I shouldn’t have been interested in her in the first place.
Oh, sure, I love to fuck. I’ll take a blonde from a bar home for the night. Some of those women have a thing for gangsters—they soak their panties, right there in the bar, because it’s so
dangerous
and
wrong
to fuck us. I take those women home and show them exactly what it’s like to be pounded by a bad boy. I give them every sweaty, gasping orgasm they can manage and more and it feels good, for a few hours. But in the morning it’s over. I never see them again and I don’t care.
Her, though...I’d barely met her and yet the idea of not seeing her again made me crazy.
Get yourself together!
I straightened my tie and stepped out onto the tenth floor. All I wanted to do was to get the layout of the place. I walked down the hallway, counting rooms and figuring out which window it would be. One, two, three, four, five, six.
I stopped outside 1006. That’s all Nikolai had given me—Apartment 1006. I didn’t even have the name of the guy.

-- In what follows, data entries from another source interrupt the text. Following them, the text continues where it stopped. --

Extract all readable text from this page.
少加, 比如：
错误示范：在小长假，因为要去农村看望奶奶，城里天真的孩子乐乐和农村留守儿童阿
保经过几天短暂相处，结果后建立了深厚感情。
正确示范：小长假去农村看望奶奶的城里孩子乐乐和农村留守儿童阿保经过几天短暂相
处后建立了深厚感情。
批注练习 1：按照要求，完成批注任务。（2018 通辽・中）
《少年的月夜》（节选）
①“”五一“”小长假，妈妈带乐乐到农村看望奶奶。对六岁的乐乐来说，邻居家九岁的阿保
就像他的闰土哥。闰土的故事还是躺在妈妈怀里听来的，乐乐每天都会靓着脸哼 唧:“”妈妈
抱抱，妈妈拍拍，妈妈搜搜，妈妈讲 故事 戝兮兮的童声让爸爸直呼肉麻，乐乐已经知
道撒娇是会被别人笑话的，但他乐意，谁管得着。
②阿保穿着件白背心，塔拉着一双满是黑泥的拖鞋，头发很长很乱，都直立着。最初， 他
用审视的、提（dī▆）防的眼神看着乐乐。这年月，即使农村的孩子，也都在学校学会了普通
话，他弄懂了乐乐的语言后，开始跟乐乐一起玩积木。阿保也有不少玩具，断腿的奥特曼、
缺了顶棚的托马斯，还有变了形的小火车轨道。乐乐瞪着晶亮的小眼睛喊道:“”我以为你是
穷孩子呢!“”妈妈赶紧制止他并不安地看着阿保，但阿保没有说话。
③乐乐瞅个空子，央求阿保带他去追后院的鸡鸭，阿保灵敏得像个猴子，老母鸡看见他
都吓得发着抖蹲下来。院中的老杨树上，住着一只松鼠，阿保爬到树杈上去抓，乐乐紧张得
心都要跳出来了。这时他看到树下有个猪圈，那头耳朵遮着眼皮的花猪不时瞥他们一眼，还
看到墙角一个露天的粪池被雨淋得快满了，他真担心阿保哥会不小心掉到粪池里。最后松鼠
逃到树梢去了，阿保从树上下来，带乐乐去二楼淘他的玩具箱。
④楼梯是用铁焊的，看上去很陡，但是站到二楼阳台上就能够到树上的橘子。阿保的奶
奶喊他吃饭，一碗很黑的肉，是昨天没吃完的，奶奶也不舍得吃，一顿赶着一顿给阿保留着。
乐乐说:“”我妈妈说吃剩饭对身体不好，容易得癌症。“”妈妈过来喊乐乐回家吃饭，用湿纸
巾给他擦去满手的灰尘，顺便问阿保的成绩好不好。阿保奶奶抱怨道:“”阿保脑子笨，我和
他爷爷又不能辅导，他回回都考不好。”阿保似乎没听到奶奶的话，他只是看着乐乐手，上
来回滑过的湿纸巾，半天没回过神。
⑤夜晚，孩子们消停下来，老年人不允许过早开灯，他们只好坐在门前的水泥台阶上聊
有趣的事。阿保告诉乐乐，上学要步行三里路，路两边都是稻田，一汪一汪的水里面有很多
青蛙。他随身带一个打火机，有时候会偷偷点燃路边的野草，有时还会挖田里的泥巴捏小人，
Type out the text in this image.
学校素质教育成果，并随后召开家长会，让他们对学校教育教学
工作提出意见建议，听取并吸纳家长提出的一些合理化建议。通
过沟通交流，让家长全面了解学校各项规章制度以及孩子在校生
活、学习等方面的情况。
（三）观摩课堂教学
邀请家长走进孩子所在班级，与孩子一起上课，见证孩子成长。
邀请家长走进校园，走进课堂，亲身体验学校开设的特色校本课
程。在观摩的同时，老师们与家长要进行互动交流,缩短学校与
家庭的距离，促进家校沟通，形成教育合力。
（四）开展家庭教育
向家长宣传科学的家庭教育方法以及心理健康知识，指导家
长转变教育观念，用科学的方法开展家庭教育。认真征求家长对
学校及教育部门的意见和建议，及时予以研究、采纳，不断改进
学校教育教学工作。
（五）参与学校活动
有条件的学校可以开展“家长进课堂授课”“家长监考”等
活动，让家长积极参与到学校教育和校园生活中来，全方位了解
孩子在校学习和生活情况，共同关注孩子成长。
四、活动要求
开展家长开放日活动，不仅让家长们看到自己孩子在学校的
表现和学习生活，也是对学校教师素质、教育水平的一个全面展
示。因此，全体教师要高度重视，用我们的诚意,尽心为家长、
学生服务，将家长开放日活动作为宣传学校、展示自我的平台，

It was almost tempting to knock on the door right now and get it done. But I’ve survived this job so long because I do things carefully, step by step. The guy could have five men in there with him, or a girlfriend or even a kid. I’d check it out first through the window.
Then I’d kill him.
Gabriella
When my breathing had slowed, I walked through to my office and sat down at my desk. Working would make me feel better...and stop me thinking about what had just happened downstairs. Lilywhite and Yolanda were waiting for me in the little chat window we keep running in the corner of our screens.